Alpha-Ketoglutarate Curbs Differentiation and Induces Cell Death in Mesenchymal Stromal Precursors with Mitochondrial Dysfunction.
Karmveer SinghLinda KrugAbhijit BasuPatrick MeyerNicolai TreiberSeppe Vander BekenMeinhard WlaschekStefan KochanekWilhelm BlochHartmut GeigerPallab MaityKarin Scharffetter-KochanekPublished in: Stem cells (Dayton, Ohio) (2017)

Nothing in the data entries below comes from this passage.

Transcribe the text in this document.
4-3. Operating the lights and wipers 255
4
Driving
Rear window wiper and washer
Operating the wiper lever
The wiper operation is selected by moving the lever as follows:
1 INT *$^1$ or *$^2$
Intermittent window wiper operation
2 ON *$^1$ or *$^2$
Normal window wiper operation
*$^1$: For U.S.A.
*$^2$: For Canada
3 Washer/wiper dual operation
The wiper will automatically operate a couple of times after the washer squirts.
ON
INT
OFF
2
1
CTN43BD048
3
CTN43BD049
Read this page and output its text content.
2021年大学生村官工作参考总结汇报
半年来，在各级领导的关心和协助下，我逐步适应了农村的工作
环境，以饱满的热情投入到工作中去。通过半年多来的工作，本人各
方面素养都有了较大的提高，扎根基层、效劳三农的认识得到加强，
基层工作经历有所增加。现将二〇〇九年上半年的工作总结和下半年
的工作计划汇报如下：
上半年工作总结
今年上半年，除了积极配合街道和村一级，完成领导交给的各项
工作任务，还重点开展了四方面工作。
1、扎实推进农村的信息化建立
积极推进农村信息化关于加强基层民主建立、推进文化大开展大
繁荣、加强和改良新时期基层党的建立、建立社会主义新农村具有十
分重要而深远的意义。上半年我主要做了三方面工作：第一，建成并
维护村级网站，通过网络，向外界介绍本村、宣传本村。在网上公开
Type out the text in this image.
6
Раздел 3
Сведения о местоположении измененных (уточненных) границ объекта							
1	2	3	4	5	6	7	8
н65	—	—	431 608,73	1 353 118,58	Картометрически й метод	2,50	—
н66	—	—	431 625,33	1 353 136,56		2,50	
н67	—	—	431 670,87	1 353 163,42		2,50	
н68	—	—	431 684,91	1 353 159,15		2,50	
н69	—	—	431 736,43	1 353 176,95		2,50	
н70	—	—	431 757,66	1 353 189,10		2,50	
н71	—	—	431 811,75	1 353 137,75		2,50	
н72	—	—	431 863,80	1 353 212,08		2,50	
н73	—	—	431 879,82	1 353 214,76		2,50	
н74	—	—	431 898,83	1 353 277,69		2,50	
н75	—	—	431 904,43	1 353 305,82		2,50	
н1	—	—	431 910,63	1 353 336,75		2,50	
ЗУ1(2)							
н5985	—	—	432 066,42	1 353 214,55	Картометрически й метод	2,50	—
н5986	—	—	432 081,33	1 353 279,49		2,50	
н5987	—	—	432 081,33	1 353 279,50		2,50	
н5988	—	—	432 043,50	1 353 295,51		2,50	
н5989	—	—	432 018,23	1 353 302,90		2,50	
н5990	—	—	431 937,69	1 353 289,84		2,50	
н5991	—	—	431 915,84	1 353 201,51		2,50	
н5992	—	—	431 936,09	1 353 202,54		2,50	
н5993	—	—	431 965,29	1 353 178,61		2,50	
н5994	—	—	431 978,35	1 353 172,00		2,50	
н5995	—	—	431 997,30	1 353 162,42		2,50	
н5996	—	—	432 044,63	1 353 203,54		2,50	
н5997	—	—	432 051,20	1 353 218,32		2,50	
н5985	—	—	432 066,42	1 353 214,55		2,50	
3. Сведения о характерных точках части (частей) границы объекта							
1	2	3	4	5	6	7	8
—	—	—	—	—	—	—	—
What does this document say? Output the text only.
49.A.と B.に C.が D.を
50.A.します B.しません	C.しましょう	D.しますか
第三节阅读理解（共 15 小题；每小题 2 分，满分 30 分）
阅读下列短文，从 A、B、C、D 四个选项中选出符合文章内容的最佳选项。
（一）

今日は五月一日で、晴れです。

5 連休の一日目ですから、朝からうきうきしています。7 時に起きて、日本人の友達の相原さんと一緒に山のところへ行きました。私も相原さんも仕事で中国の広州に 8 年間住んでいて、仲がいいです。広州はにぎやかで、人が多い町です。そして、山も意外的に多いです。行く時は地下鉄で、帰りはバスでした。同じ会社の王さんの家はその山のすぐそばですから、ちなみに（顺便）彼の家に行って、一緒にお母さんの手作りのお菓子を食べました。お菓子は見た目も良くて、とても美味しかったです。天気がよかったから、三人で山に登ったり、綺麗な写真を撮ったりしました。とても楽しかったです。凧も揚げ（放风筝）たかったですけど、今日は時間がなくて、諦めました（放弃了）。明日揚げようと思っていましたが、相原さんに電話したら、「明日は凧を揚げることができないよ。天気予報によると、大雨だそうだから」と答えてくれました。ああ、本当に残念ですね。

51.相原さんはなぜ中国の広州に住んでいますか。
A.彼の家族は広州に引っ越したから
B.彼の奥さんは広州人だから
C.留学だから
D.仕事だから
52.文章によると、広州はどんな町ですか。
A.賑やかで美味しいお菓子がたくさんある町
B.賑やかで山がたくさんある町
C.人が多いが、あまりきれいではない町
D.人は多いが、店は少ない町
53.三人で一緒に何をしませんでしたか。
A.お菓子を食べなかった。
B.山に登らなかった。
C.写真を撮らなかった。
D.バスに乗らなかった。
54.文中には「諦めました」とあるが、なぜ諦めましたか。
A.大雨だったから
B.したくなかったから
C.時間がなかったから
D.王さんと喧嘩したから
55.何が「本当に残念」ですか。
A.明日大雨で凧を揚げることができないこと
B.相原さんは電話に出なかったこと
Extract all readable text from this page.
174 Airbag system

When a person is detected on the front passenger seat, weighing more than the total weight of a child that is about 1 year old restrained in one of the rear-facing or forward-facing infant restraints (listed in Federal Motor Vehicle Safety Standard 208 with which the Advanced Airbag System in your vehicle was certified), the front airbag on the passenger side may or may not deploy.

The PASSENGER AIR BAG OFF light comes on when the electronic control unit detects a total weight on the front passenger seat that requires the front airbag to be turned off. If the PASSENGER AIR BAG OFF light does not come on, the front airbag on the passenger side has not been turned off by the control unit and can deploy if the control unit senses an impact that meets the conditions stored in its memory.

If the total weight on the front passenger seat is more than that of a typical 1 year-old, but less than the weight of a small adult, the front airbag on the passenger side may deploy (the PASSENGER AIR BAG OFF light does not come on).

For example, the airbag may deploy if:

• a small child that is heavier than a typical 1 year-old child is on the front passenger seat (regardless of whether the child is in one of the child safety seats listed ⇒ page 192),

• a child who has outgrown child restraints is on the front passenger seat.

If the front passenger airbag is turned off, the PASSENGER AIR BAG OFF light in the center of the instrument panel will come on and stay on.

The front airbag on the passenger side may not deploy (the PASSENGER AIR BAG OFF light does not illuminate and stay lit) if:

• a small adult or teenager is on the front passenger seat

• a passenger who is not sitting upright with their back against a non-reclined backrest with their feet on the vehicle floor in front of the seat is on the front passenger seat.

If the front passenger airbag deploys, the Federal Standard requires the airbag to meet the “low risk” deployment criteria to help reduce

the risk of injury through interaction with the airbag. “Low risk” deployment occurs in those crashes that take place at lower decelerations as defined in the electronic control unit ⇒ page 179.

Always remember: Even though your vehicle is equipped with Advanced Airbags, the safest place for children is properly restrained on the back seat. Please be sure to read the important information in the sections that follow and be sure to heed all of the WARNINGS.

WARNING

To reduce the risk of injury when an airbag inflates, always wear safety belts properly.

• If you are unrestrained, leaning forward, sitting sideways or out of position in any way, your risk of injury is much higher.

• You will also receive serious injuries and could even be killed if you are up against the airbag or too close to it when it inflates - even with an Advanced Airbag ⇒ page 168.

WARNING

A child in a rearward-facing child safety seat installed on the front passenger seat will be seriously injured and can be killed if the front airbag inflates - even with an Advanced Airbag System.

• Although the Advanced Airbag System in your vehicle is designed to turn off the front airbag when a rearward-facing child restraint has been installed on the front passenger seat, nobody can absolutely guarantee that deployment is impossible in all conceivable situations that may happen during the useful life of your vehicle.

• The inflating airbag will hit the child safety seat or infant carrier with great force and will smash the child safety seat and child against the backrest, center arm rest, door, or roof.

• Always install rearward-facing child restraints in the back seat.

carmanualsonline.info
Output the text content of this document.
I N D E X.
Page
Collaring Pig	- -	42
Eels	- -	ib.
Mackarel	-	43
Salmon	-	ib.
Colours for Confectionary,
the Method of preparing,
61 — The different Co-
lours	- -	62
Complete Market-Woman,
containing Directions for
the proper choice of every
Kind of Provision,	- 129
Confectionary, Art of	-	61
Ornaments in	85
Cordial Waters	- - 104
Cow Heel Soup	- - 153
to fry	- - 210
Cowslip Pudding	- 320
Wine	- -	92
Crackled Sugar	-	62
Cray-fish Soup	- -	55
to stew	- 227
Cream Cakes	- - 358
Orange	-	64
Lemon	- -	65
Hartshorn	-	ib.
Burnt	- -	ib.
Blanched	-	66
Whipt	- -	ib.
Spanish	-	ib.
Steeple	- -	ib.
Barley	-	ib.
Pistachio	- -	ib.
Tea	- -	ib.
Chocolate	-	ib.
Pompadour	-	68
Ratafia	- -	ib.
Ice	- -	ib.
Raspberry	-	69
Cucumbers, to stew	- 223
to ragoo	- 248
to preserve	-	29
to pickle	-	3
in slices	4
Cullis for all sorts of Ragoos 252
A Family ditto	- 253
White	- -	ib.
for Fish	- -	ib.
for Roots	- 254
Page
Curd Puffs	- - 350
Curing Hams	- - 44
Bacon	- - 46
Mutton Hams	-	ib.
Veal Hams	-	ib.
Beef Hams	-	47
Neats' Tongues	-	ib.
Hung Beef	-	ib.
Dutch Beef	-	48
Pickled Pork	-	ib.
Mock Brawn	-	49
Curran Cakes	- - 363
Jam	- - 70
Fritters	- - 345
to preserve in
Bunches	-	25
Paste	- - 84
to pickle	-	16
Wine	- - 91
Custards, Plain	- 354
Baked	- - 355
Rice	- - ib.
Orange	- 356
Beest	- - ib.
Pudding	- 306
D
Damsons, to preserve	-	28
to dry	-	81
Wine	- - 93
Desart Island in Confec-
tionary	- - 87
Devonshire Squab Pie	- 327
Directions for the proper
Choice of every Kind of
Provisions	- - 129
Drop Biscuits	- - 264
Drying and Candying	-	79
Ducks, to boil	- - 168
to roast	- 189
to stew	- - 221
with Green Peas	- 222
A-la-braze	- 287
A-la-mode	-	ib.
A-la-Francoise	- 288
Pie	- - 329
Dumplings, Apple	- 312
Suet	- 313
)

Increased concentrations of reactive oxygen species (ROS) originating from dysfunctional mitochondria contribute to diverse aging-related degenerative disorders. But so far little is known about the impact of distinct ROS on metabolism and fate of stromal precursor cells. Here, we demonstrate that an increase in superoxide anion radicals due to superoxide dismutase 2 (Sod2) deficiency in stromal precursor cells suppress osteogenic and adipogenic differentiation through fundamental changes in the global metabolite landscape. Our data identify impairment of the pyruvate and l-glutamine metabolism causing toxic accumulation of alpha-ketoglutarate in the Sod2-deficient and intrinsically aged stromal precursor cells as a major cause for their reduced lineage differentiation. Alpha-ketoglutarate accumulation led to enhanced nucleocytoplasmic vacuolation and chromatin condensation-mediated cell death in Sod2-deficient stromal precursor cells as a consequence of DNA damage, Hif-1α instability, and reduced histone H3 (Lys27) acetylation. These findings hold promise for prevention and treatment of mitochondrial disorders commonly associated with aged individuals. Stem Cells 2017;35:1704-1718.